When the official sobs to the investigator that he comes from a family of farmers and "didn't dare spend a cent", the investigator counters: "Pity the nation's farmers, to have a son like you."
The scene, which many viewers cite for getting them hooked on the drama, reflects an irony of China's upper class: With their newfound wealth, the corrupt end up exploiting the blue-collar workers they once counted themselves among.
"My childhood was chaotic," Zhou said. "We lived in such poverty. We relied on government stamps for everything, everything but air."

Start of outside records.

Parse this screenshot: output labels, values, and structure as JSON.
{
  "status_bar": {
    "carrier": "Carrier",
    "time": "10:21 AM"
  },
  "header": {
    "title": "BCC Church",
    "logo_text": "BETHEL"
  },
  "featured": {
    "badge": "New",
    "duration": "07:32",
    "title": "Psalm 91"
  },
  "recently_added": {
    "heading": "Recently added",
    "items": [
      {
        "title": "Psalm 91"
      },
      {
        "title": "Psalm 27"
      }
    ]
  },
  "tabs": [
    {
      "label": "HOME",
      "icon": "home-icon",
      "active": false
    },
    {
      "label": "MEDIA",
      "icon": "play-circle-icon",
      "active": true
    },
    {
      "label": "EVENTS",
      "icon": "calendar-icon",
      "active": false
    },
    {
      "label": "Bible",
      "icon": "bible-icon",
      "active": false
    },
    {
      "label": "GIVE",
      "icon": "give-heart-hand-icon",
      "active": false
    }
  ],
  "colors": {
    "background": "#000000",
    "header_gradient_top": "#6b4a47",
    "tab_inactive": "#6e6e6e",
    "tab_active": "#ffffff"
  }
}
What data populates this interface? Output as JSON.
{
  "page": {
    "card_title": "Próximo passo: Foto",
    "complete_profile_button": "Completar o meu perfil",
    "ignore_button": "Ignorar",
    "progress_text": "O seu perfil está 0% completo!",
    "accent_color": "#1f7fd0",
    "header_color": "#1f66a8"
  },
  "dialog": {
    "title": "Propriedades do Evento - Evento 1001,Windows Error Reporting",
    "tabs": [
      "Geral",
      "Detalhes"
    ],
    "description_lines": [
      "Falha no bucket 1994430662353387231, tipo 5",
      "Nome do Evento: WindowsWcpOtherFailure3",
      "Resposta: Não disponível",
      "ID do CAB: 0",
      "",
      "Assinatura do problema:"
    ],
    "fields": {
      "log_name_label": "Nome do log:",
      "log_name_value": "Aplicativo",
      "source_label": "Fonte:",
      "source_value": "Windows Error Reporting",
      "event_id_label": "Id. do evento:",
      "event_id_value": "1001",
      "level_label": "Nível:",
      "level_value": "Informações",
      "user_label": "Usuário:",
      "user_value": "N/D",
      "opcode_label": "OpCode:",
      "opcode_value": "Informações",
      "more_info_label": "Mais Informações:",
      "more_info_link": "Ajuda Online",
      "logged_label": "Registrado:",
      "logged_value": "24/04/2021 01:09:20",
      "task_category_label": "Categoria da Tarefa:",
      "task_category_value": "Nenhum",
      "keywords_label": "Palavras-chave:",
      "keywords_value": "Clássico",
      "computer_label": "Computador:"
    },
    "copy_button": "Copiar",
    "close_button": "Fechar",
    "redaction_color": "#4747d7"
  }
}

The opening episode is based on the real-life case of Wei Pengyuan, a deputy director of the national coal department, who stored 200 million yuan in several apartments.
"This case surpassed my imagination," Zhou said. "I thought putting this case at the start would let my audience know: 'This author does not tell lies.'"
He had plenty of other material to draw from. According to a January report from China's Central Commission for Discipline Inspection, more than one million people have been punished as part of the antigraft campaign.
In writing his novel, Zhou said, all his research came from public records and media reports. But for the show, the Supreme People's Procuratorate permitted him to interview prisoners and tour police stations.
He said: "The only mandate they gave me was to create a show about the anti-corruption campaign. They said to me, 'Right now, we don't have a single show about fighting graft.' Other than that, they didn't interfere."
Still, he was surprised when all 55 episodes were approved for broadcast.
"For a long time, people thought there wouldn't be any corruption if we kept our eyes closed," he said.
Viewers have found the drama more nuanced than most of the government propaganda surrounding the crackdown on graft, which has ranged from teary "confessions" on primetime news shows to an eightpart documentary series featuring disgraced officials detailing their excesses.
As Mr Xi strives to consolidate power ahead of a key Communist Party congress later this year, several more corruption-themed shows are in the pipeline.
And Zhou will continue "recording modern Chinese history" as he sees it.
Quoting Balzac, he said: "What (Napoleon) has not completed with the sword, I will complete with a pen."